= Gordon Sanderson =

British Indian archeologist (1886–1915)

Gordon Sanderson (1886 – 13 October 1915) was an officer with the Archaeological Survey of India (ASI) and held the position of the Superintendent, Mahomedan and British Monuments, Northern Circle. He is best known for his work in preserving and documenting the historical monuments of India. Sanderson also wrote books on Indian monuments including Delhi Fort: A Guide to the Buildings and Gardens, Conservation Notes on Archaeological Buildings in Delhi Province, The Arts and Antiquities of India: An Illustrated Selection.

At the peak of his career with the ASI, Sanderson decided to fight for Britain when the First World War broke out.
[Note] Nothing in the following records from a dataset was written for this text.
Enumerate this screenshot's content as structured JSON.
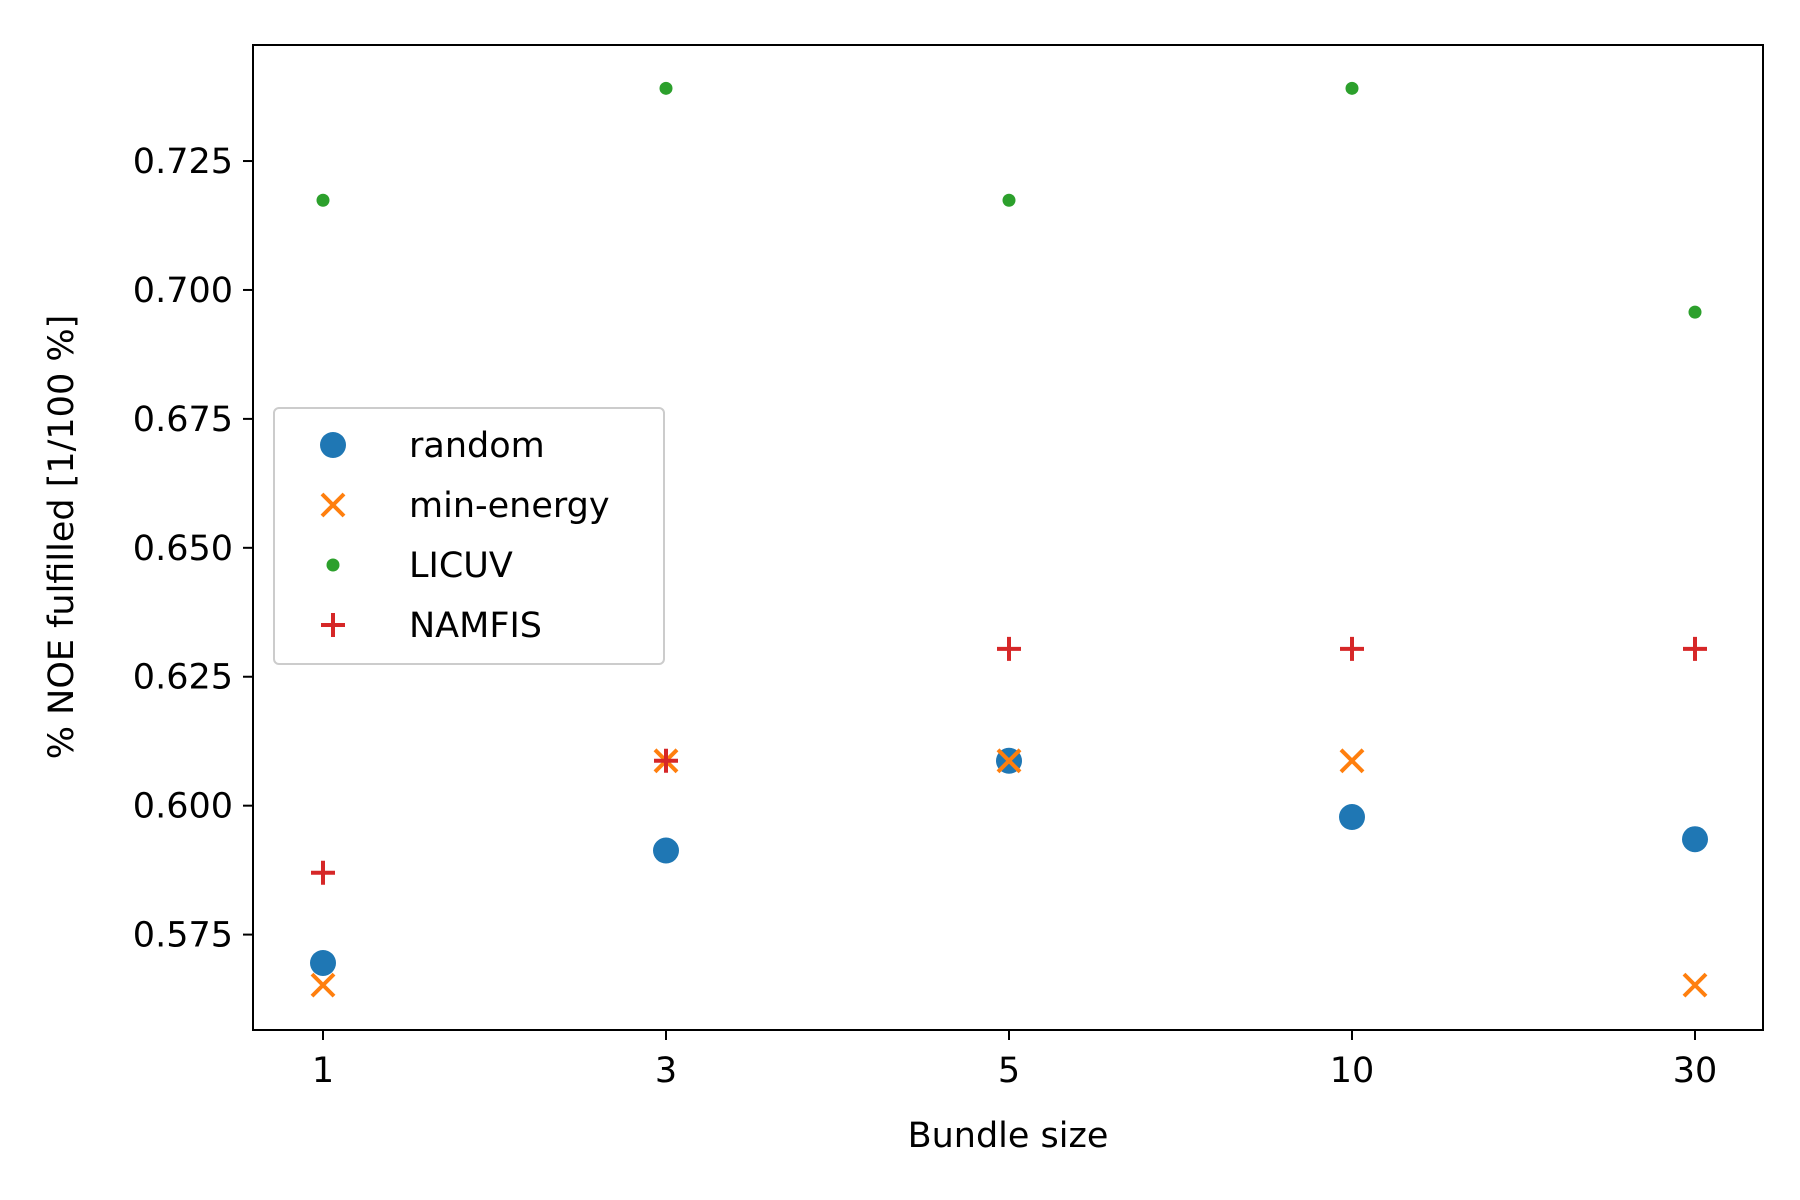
{
  "chart_data": {
    "type": "scatter",
    "xlabel": "Bundle size",
    "ylabel": "% NOE fulfilled [1/100 %]",
    "categories": [
      "1",
      "3",
      "5",
      "10",
      "30"
    ],
    "ylim": [
      0.5565,
      0.7475
    ],
    "yticks": [
      "0.575",
      "0.600",
      "0.625",
      "0.650",
      "0.675",
      "0.700",
      "0.725"
    ],
    "legend_position": "center-left",
    "grid": false,
    "series": [
      {
        "name": "random",
        "marker": "circle",
        "color": "#1f77b4",
        "values": [
          0.5695,
          0.5913,
          0.6087,
          0.5978,
          0.5935
        ]
      },
      {
        "name": "min-energy",
        "marker": "x",
        "color": "#ff7f0e",
        "values": [
          0.5652,
          0.6087,
          0.6087,
          0.6087,
          0.5652
        ]
      },
      {
        "name": "LICUV",
        "marker": "small-circle",
        "color": "#2ca02c",
        "values": [
          0.7174,
          0.7391,
          0.7174,
          0.7391,
          0.6957
        ]
      },
      {
        "name": "NAMFIS",
        "marker": "plus",
        "color": "#d62728",
        "values": [
          0.587,
          0.6087,
          0.6304,
          0.6304,
          0.6304
        ]
      }
    ]
  }
}
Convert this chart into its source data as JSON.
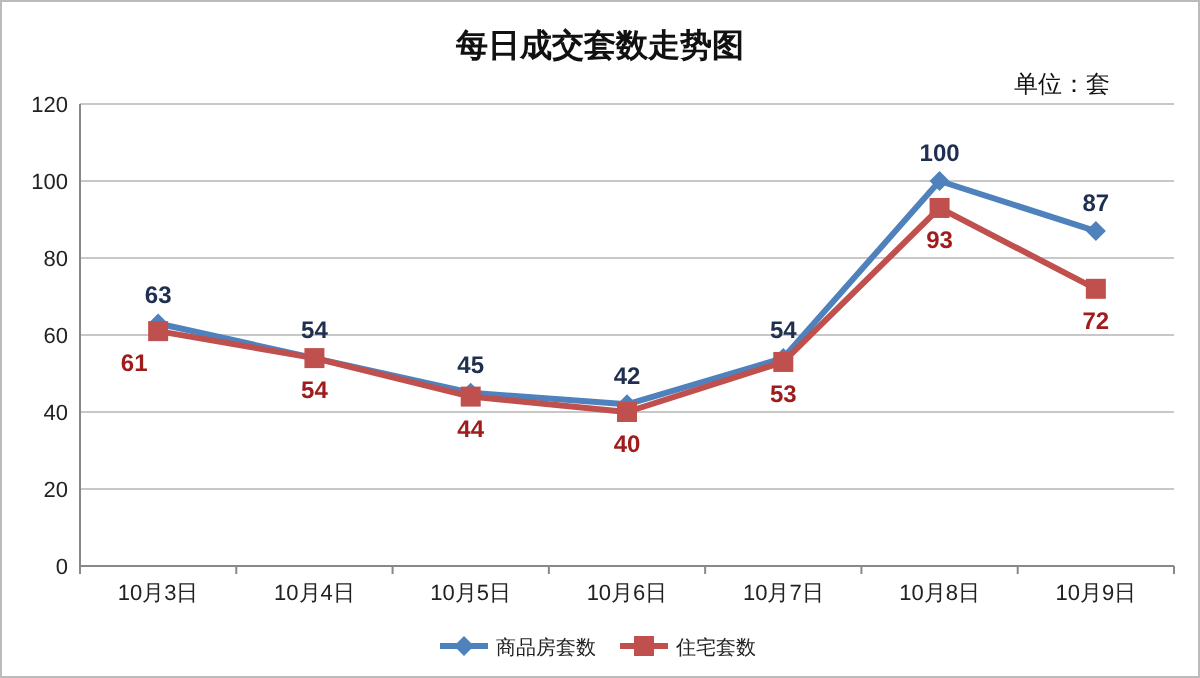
{
  "chart_data": {
    "type": "line",
    "title": "每日成交套数走势图",
    "annotations": [
      "单位：套"
    ],
    "categories": [
      "10月3日",
      "10月4日",
      "10月5日",
      "10月6日",
      "10月7日",
      "10月8日",
      "10月9日"
    ],
    "series": [
      {
        "name": "商品房套数",
        "color": "#4f81bd",
        "marker": "diamond",
        "values": [
          63,
          54,
          45,
          42,
          54,
          100,
          87
        ]
      },
      {
        "name": "住宅套数",
        "color": "#c0504d",
        "marker": "square",
        "values": [
          61,
          54,
          44,
          40,
          53,
          93,
          72
        ]
      }
    ],
    "ylim": [
      0,
      120
    ],
    "yticks": [
      0,
      20,
      40,
      60,
      80,
      100,
      120
    ],
    "grid": "y",
    "legend": "bottom",
    "data_labels": true
  }
}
He took charge as Lieutenant of 2nd King Edward VII's Own Gurkha Rifles (The Sirmoor Rifles). On 13 October 1915, aged 28, Lieutenant Gordon Sanderson was killed in action in France. He was buried in the Gorre British and Indian Cemetery, at Pas de Calais, northern France.
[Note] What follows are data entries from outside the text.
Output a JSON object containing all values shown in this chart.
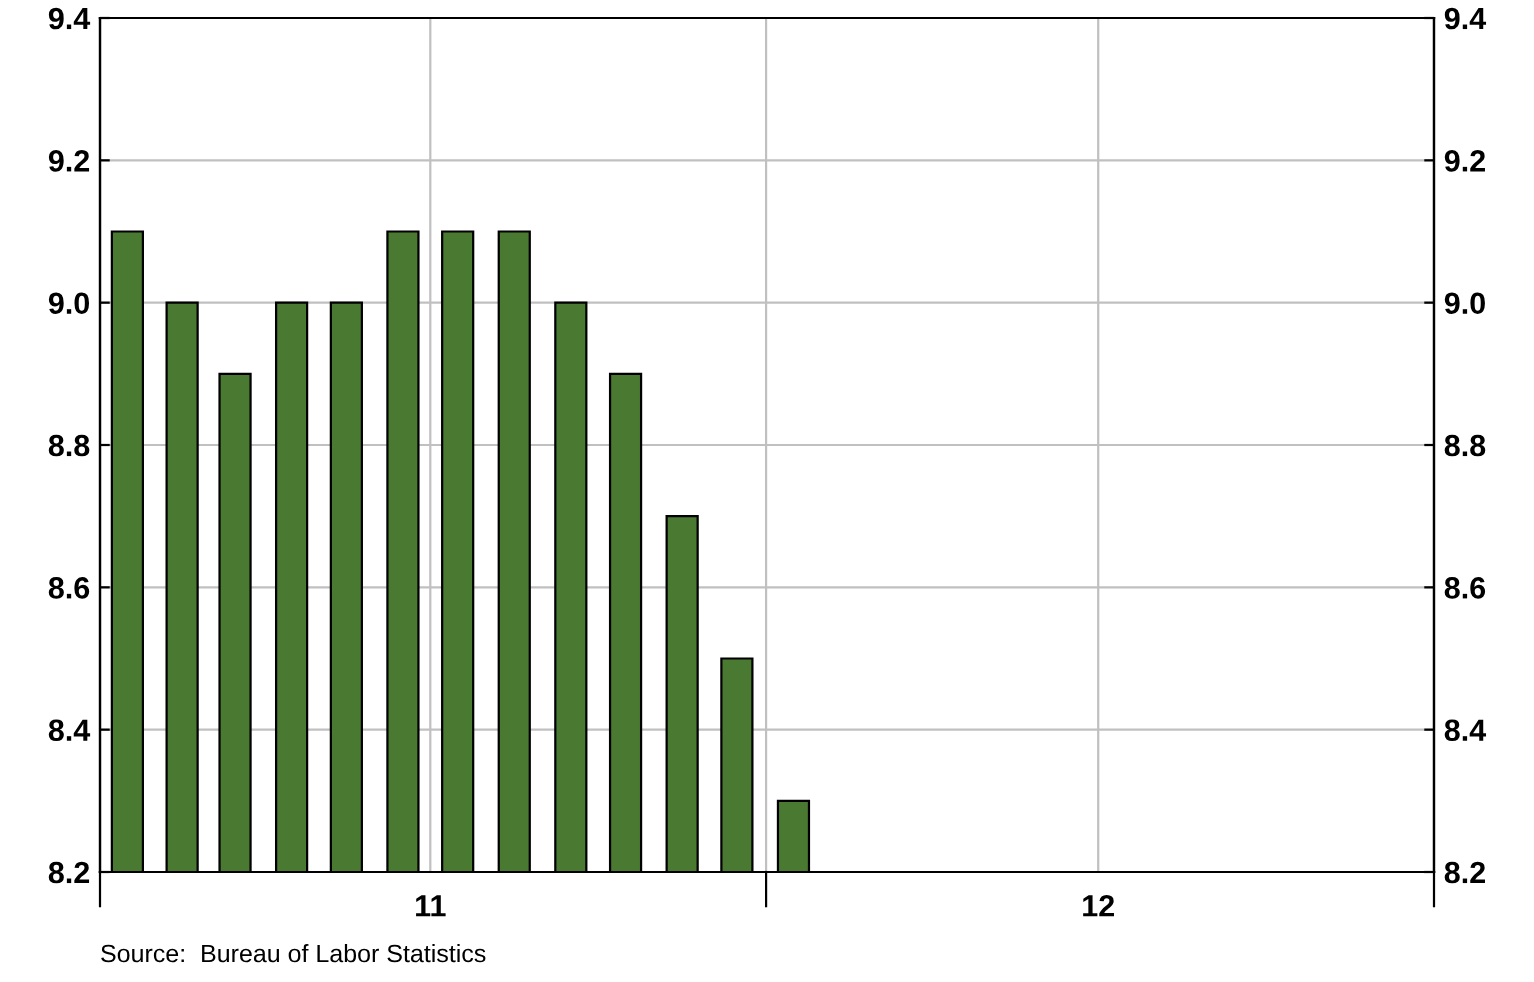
{
  "chart_data": {
    "type": "bar",
    "x": [
      "2011-01-16",
      "2011-02-15",
      "2011-03-16",
      "2011-04-16",
      "2011-05-16",
      "2011-06-16",
      "2011-07-16",
      "2011-08-16",
      "2011-09-16",
      "2011-10-16",
      "2011-11-16",
      "2011-12-16",
      "2012-01-16"
    ],
    "values": [
      9.1,
      9.0,
      8.9,
      9.0,
      9.0,
      9.1,
      9.1,
      9.1,
      9.0,
      8.9,
      8.7,
      8.5,
      8.3
    ],
    "color": "#4a7a32",
    "xlim": [
      "2011-01-01",
      "2013-01-01"
    ],
    "xticks": [
      {
        "value": "2011-01-01",
        "label": null
      },
      {
        "value": "2011-07-01",
        "label": "11"
      },
      {
        "value": "2012-01-01",
        "label": null
      },
      {
        "value": "2012-07-01",
        "label": "12"
      },
      {
        "value": "2013-01-01",
        "label": null
      }
    ],
    "ylim": [
      8.2,
      9.4
    ],
    "yticks": [
      {
        "value": 8.2,
        "label": "8.2"
      },
      {
        "value": 8.4,
        "label": "8.4"
      },
      {
        "value": 8.6,
        "label": "8.6"
      },
      {
        "value": 8.8,
        "label": "8.8"
      },
      {
        "value": 9.0,
        "label": "9.0"
      },
      {
        "value": 9.2,
        "label": "9.2"
      },
      {
        "value": 9.4,
        "label": "9.4"
      }
    ],
    "y2lim": [
      8.2,
      9.4
    ],
    "y2ticks": [
      {
        "value": 8.2,
        "label": "8.2"
      },
      {
        "value": 8.4,
        "label": "8.4"
      },
      {
        "value": 8.6,
        "label": "8.6"
      },
      {
        "value": 8.8,
        "label": "8.8"
      },
      {
        "value": 9.0,
        "label": "9.0"
      },
      {
        "value": 9.2,
        "label": "9.2"
      },
      {
        "value": 9.4,
        "label": "9.4"
      }
    ],
    "grid": true,
    "annotations": [
      "Source:  Bureau of Labor Statistics"
    ]
  }
}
In recognition of his work with the Archaeological Survey of India, a monument was erected at the Qutb Complex, New Delhi in 1919. The monument, a white marble sundial, was installed by his colleagues from ASI. Sanderson had carried out extensive excavations in the area around Qutub Minar starting in 1910 AD. He is credited with making the Qutub Minar complex what it is today.